“Asrın Felaketi” olarak nitelendirilen bir afetle karşılaştık. On ilimizde doğrudan yıkıma sebep olan ve yaklaşık on bir milyon insanımızı doğrudan, milletimizin tamamını ise dolaylı olarak etkileyen, dünyada da tedirginlik uyandıran bir deprem yaşadık.

Etkileri belki yüz yıl geçse de unutulmayacak bir felaket; Allah’ın bir daha bize de başka milletlere de böyle bir felaket göstermemesi en büyük dileğimiz ve duamızdır.

Gelin görün ki “Geliyorum” diyen ve geleceği, gelmesi beklenen bir felakete böylesine hazırlıksız yakalanmak olacak iş değil. Başta   resmi devlet kuruluşları olmak üzere özel kuruluşlar, siyasiler, üniversiteler, belediyeler, müteahhit diye, mühendis diye geçinenler velhasıl topyekûn milletimiz suçlu, hepimiz suçluyuz.
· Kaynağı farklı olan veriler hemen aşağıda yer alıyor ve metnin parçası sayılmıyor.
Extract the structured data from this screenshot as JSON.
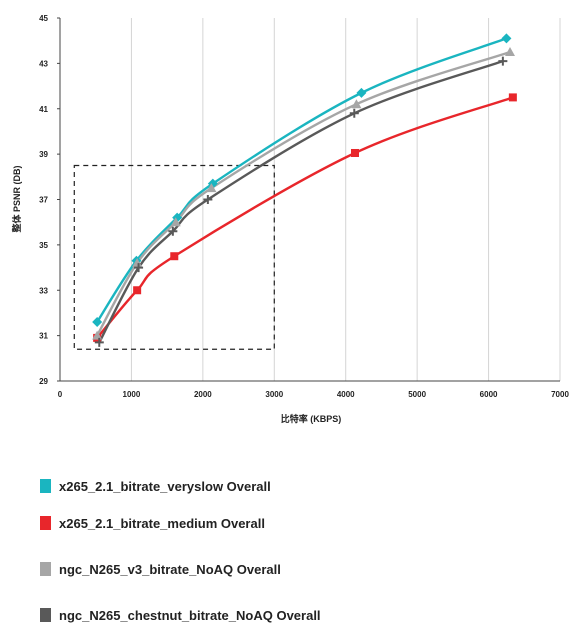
{
  "chart_data": {
    "type": "line",
    "title": "",
    "xlabel": "比特率 (KBPS)",
    "ylabel": "整体 PSNR (DB)",
    "xlim": [
      0,
      7000
    ],
    "ylim": [
      29,
      45
    ],
    "x_ticks": [
      "0",
      "1000",
      "2000",
      "3000",
      "4000",
      "5000",
      "6000",
      "7000"
    ],
    "y_ticks": [
      "29",
      "31",
      "33",
      "35",
      "37",
      "39",
      "41",
      "43",
      "45"
    ],
    "grid": "vertical",
    "legend_position": "bottom",
    "zoom_box": {
      "x": [
        200,
        3000
      ],
      "y": [
        30.4,
        38.5
      ]
    },
    "series": [
      {
        "name": "x265_2.1_bitrate_veryslow Overall",
        "color": "#1ab5c0",
        "marker": "diamond",
        "points": [
          [
            520,
            31.6
          ],
          [
            1070,
            34.3
          ],
          [
            1640,
            36.2
          ],
          [
            2140,
            37.7
          ],
          [
            4220,
            41.7
          ],
          [
            6250,
            44.1
          ]
        ]
      },
      {
        "name": "x265_2.1_bitrate_medium Overall",
        "color": "#e8262b",
        "marker": "square",
        "points": [
          [
            520,
            30.9
          ],
          [
            1080,
            33.0
          ],
          [
            1600,
            34.5
          ],
          [
            4130,
            39.05
          ],
          [
            6340,
            41.5
          ]
        ]
      },
      {
        "name": "ngc_N265_v3_bitrate_NoAQ Overall",
        "color": "#a6a6a6",
        "marker": "triangle",
        "points": [
          [
            520,
            31.0
          ],
          [
            1080,
            34.2
          ],
          [
            1620,
            36.0
          ],
          [
            2120,
            37.5
          ],
          [
            4150,
            41.2
          ],
          [
            6300,
            43.5
          ]
        ]
      },
      {
        "name": "ngc_N265_chestnut_bitrate_NoAQ Overall",
        "color": "#595959",
        "marker": "plus",
        "points": [
          [
            550,
            30.7
          ],
          [
            1100,
            34.0
          ],
          [
            1580,
            35.6
          ],
          [
            2070,
            37.0
          ],
          [
            4120,
            40.8
          ],
          [
            6200,
            43.1
          ]
        ]
      }
    ]
  }
}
Devlet tedbir almaz, denetlemez, çıkardığı kanunları, yönetmelikleri uygulamaz, hatta kendisi çiğner, çiğnenmesine de göz yumar. Çünkü siyasi hırs her şeyin, bütün değerlerin önündedir. “Oy deposu” olarak görülen çevre ve grupları ürkütmemek insan canından, nesillerin geleceğinden bile önemlidir. “İmar barışı” diye ikide bir çıkarılan ve aslında para toplayıp felaketlere zemin hazırlamaktan başka bir işe yaramayan uygulamalar için bizzat devlet kurumları tarafından hazırlatılıp “Kamu spotu” adıyla televizyonlarda yayınlatılan şu “felakete davet” reklamında geçen sözlere bakar mısınız?
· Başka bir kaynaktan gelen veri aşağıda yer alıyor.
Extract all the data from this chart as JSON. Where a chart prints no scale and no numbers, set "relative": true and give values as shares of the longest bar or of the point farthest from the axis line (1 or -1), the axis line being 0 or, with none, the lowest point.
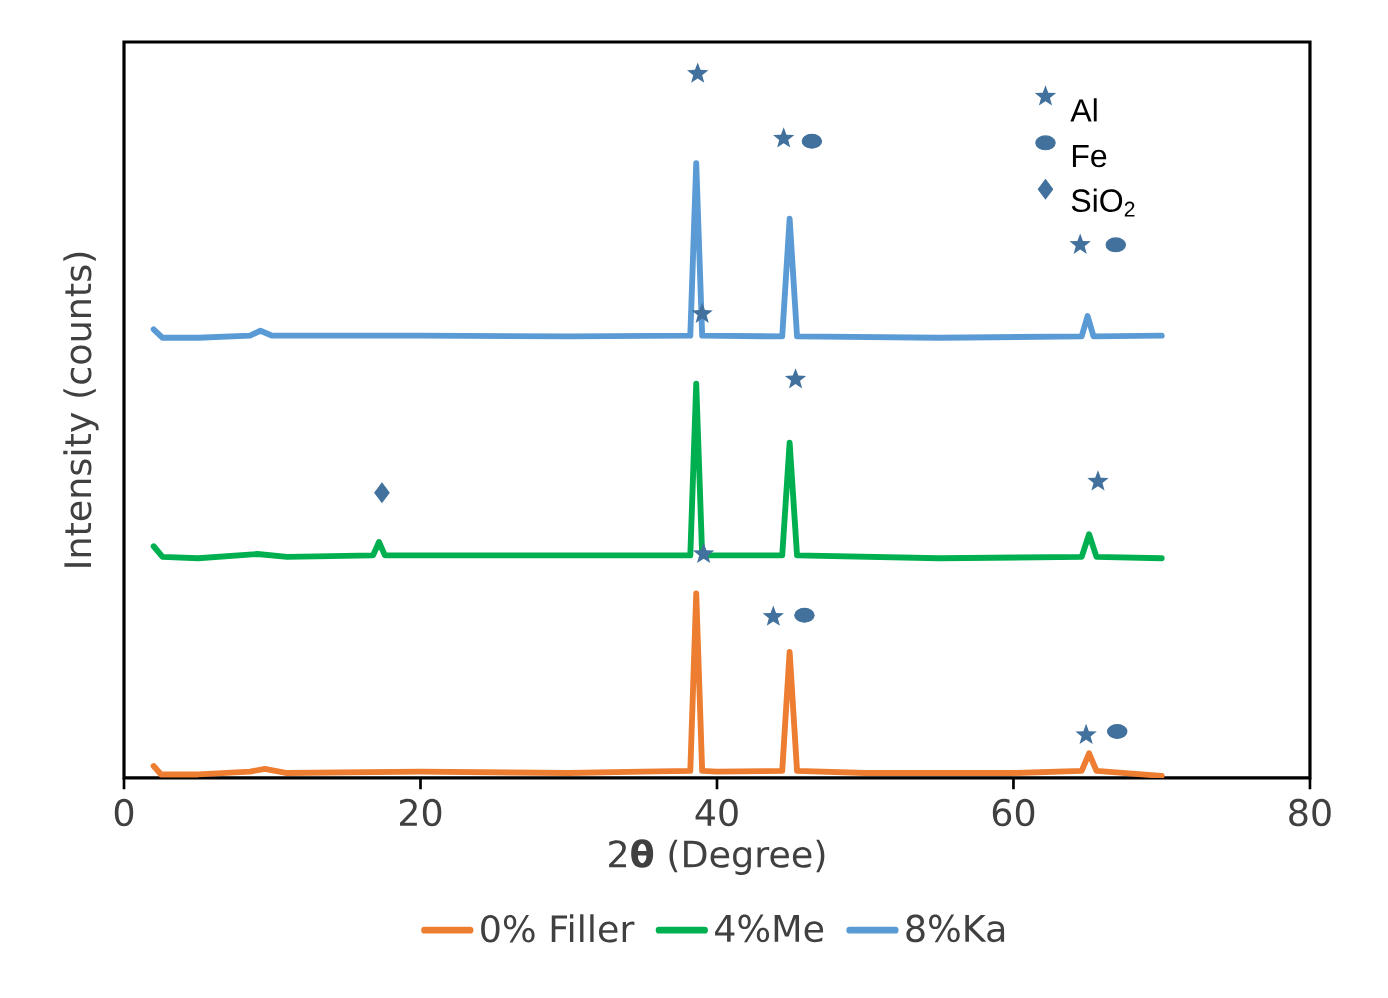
{
  "chart_data": {
    "type": "line",
    "xlabel": "2**θ** (Degree)",
    "ylabel": "Intensity (counts)",
    "relative": true,
    "xlim": [
      0,
      80
    ],
    "xticks": [
      0,
      20,
      40,
      60,
      80
    ],
    "legend": "bottom",
    "grid": false,
    "series": [
      {
        "name": "0% Filler",
        "color": "#ed7d31",
        "x": [
          2,
          2.5,
          5,
          8.5,
          9.5,
          11,
          20,
          30,
          35,
          38.2,
          38.6,
          39.0,
          40,
          44.4,
          44.9,
          45.4,
          50,
          60,
          64.6,
          65.1,
          65.6,
          70
        ],
        "values": [
          0.017,
          0.005,
          0.005,
          0.009,
          0.013,
          0.007,
          0.009,
          0.007,
          0.009,
          0.01,
          0.262,
          0.01,
          0.009,
          0.01,
          0.179,
          0.01,
          0.007,
          0.007,
          0.01,
          0.035,
          0.01,
          0.003
        ]
      },
      {
        "name": "4%Me",
        "color": "#00b050",
        "x": [
          2,
          2.6,
          5,
          9,
          11,
          16.8,
          17.2,
          17.6,
          25,
          35,
          38.2,
          38.6,
          39.0,
          44.4,
          44.9,
          45.4,
          55,
          64.6,
          65.1,
          65.6,
          70
        ],
        "values": [
          0.329,
          0.314,
          0.312,
          0.318,
          0.314,
          0.316,
          0.335,
          0.316,
          0.316,
          0.316,
          0.316,
          0.56,
          0.316,
          0.316,
          0.476,
          0.316,
          0.312,
          0.314,
          0.346,
          0.314,
          0.312
        ]
      },
      {
        "name": "8%Ka",
        "color": "#5b9bd5",
        "x": [
          2,
          2.6,
          5,
          8.5,
          9.2,
          10,
          20,
          30,
          38.2,
          38.6,
          39.0,
          44.4,
          44.9,
          45.4,
          55,
          64.6,
          65.0,
          65.4,
          70
        ],
        "values": [
          0.637,
          0.625,
          0.625,
          0.628,
          0.635,
          0.628,
          0.628,
          0.627,
          0.628,
          0.873,
          0.628,
          0.627,
          0.794,
          0.627,
          0.625,
          0.627,
          0.656,
          0.627,
          0.628
        ]
      },
      {
        "name": "Al",
        "type": "scatter",
        "marker": "star",
        "color": "#41719c",
        "x": [
          38.7,
          44.5,
          39.0,
          45.3,
          65.7,
          39.1,
          43.8,
          64.5,
          64.9
        ],
        "values": [
          1,
          0.908,
          0.659,
          0.566,
          0.421,
          0.318,
          0.229,
          0.757,
          0.061
        ]
      },
      {
        "name": "Fe",
        "type": "scatter",
        "marker": "circle",
        "color": "#41719c",
        "x": [
          46.4,
          66.9,
          45.9,
          67.0
        ],
        "values": [
          0.904,
          0.757,
          0.231,
          0.066
        ]
      },
      {
        "name": "SiO$_{2}$",
        "type": "scatter",
        "marker": "diamond",
        "color": "#41719c",
        "x": [
          17.4
        ],
        "values": [
          0.405
        ]
      }
    ]
  }
}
“- Amcalarım, teyzelerim, ninelerim, dedelerim, devletten size müjde; İmar Barışı geldi. Geçmişte kayıtsızca yapılan yapılar kayıt altına alınıyor, devlet vatandaşıyla helalleşiyor!..”

Bir teyze sevinç ve umut dolu bakışlarla soruyor:

“- Ah Hasan Bey ah! Zamanında açıkta kalmamak için iki göz yer yaptık ama ha yıkıldı yıkılacak korkusuyla yaşadık. Devlet bizimle de helalleşiyorlar mı?”

Teyzenin sorusu ile o reklamda verilen aşağıdaki cevap birlikte değerlendirilince yaşanan ve yaşanacak felaketlerin sebebi ortaya çıkıyor:

“- Devlet vatandaşın sorunlarını çözmek için var.  Üstelik artık evinize elektrik, su ve doğalgaz bağlanabilecek!”

Yani “Ha yıkıldı yıkılacak” durumdaki ev İmar Barışı’na girip belli bir ücreti yatırınca “sapasağlam” oluverecek ve bütün haklara sahip olacak!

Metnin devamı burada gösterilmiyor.